Step 1 : Write down the coefficients of the dividend into division table. Put the zero from $ x + 8 = 0 $ ( $ x = \color{blue}{ -8 } $ ) at the left.
$$ \begin{array}{c|rrrrr}\color{blue}{-8}&9&-6&-2&16&8\\& & & & & \\ \hline &&&&& \end{array} $$Step 1 : Bring down the leading coefficient to the bottom row.
$$ \begin{array}{c|rrrrr}-8&\color{orangered}{ 9 }&-6&-2&16&8\\& & & & & \\ \hline &\color{orangered}{9}&&&& \end{array} $$Step 2 : Multiply by the number on the left, and carry the result into the next column: $ \color{blue}{ -8 } \cdot \color{blue}{ 9 } = \color{blue}{ -72 } $.
$$ \begin{array}{c|rrrrr}\color{blue}{-8}&9&-6&-2&16&8\\& & \color{blue}{-72} & & & \\ \hline &\color{blue}{9}&&&& \end{array} $$Step 3 : Add down last column: $ \color{orangered}{ -6 } + \color{orangered}{ \left( -72 \right) } = \color{orangered}{ -78 } $
$$ \begin{array}{c|rrrrr}-8&9&\color{orangered}{ -6 }&-2&16&8\\& & \color{orangered}{-72} & & & \\ \hline &9&\color{orangered}{-78}&&& \end{array} $$Step 4 : Multiply by the number on the left, and carry the result into the next column: $ \color{blue}{ -8 } \cdot \color{blue}{ \left( -78 \right) } = \color{blue}{ 624 } $.

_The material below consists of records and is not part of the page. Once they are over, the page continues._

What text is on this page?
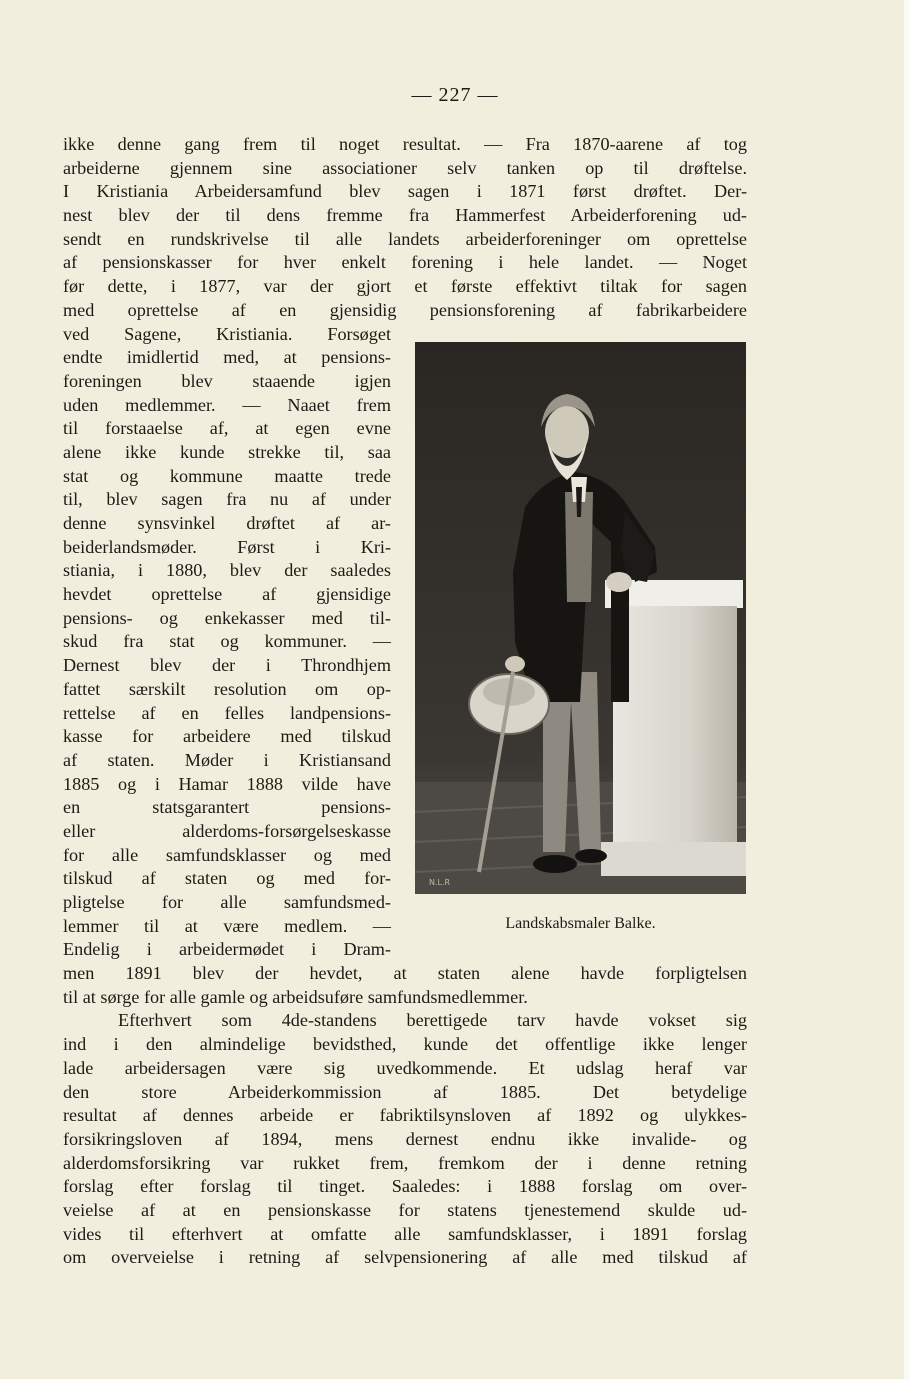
— 227 —
ikke denne gang frem til noget resultat. — Fra 1870-aarene af tog
arbeiderne gjennem sine associationer selv tanken op til drøftelse.
I Kristiania Arbeidersamfund blev sagen i 1871 først drøftet. Der-
nest blev der til dens fremme fra Hammerfest Arbeiderforening ud-
sendt en rundskrivelse til alle landets arbeiderforeninger om oprettelse
af pensionskasser for hver enkelt forening i hele landet. — Noget
før dette, i 1877, var der gjort et første effektivt tiltak for sagen
med oprettelse af en gjensidig pensionsforening af fabrikarbeidere
ved Sagene, Kristiania. Forsøget
endte imidlertid med, at pensions-
foreningen blev staaende igjen
uden medlemmer. — Naaet frem
til forstaaelse af, at egen evne
alene ikke kunde strekke til, saa
stat og kommune maatte trede
til, blev sagen fra nu af under
denne synsvinkel drøftet af ar-
beiderlandsmøder. Først i Kri-
stiania, i 1880, blev der saaledes
hevdet oprettelse af gjensidige
pensions- og enkekasser med til-
skud fra stat og kommuner. —
Dernest blev der i Throndhjem
fattet særskilt resolution om op-
rettelse af en felles landpensions-
kasse for arbeidere med tilskud
af staten. Møder i Kristiansand
1885 og i Hamar 1888 vilde have
en statsgarantert pensions-
eller alderdoms-forsørgelseskasse
for alle samfundsklasser og med
tilskud af staten og med for-
pligtelse for alle samfundsmed-
lemmer til at være medlem. —
Endelig i arbeidermødet i Dram-
men 1891 blev der hevdet, at staten alene havde forpligtelsen
til at sørge for alle gamle og arbeidsuføre samfundsmedlemmer.
Efterhvert som 4de-standens berettigede tarv havde vokset sig
ind i den almindelige bevidsthed, kunde det offentlige ikke lenger
lade arbeidersagen være sig uvedkommende. Et udslag heraf var
den store Arbeiderkommission af 1885. Det betydelige
resultat af dennes arbeide er fabriktilsynsloven af 1892 og ulykkes-
forsikringsloven af 1894, mens dernest endnu ikke invalide- og
alderdomsforsikring var rukket frem, fremkom der i denne retning
forslag efter forslag til tinget. Saaledes: i 1888 forslag om over-
veielse af at en pensionskasse for statens tjenestemend skulde ud-
vides til efterhvert at omfatte alle samfundsklasser, i 1891 forslag
om overveielse i retning af selvpensionering af alle med tilskud af
N.L.R
Landskabsmaler Balke.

$$ \begin{array}{c|rrrrr}\color{blue}{-8}&9&-6&-2&16&8\\& & -72& \color{blue}{624} & & \\ \hline &9&\color{blue}{-78}&&& \end{array} $$Step 5 : Add down last column: $ \color{orangered}{ -2 } + \color{orangered}{ 624 } = \color{orangered}{ 622 } $
$$ \begin{array}{c|rrrrr}-8&9&-6&\color{orangered}{ -2 }&16&8\\& & -72& \color{orangered}{624} & & \\ \hline &9&-78&\color{orangered}{622}&& \end{array} $$Step 6 : Multiply by the number on the left, and carry the result into the next column: $ \color{blue}{ -8 } \cdot \color{blue}{ 622 } = \color{blue}{ -4976 } $.
$$ \begin{array}{c|rrrrr}\color{blue}{-8}&9&-6&-2&16&8\\& & -72& 624& \color{blue}{-4976} & \\ \hline &9&-78&\color{blue}{622}&& \end{array} $$Step 7 : Add down last column: $ \color{orangered}{ 16 } + \color{orangered}{ \left( -4976 \right) } = \color{orangered}{ -4960 } $
$$ \begin{array}{c|rrrrr}-8&9&-6&-2&\color{orangered}{ 16 }&8\\& & -72& 624& \color{orangered}{-4976} & \\ \hline &9&-78&622&\color{orangered}{-4960}& \end{array} $$Step 8 : Multiply by the number on the left, and carry the result into the next column: $ \color{blue}{ -8 } \cdot \color{blue}{ \left( -4960 \right) } = \color{blue}{ 39680 } $.
$$ \begin{array}{c|rrrrr}\color{blue}{-8}&9&-6&-2&16&8\\& & -72& 624& -4976& \color{blue}{39680} \\ \hline &9&-78&622&\color{blue}{-4960}& \end{array} $$Step 9 : Add down last column: $ \color{orangered}{ 8 } + \color{orangered}{ 39680 } = \color{orangered}{ 39688 } $
$$ \begin{array}{c|rrrrr}-8&9&-6&-2&16&\color{orangered}{ 8 }\\& & -72& 624& -4976& \color{orangered}{39680} \\ \hline &\color{blue}{9}&\color{blue}{-78}&\color{blue}{622}&\color{blue}{-4960}&\color{orangered}{39688} \end{array} $$Remainder is the last entry in the bottom row $ \left(\color{red}{ 39688 }\right)$.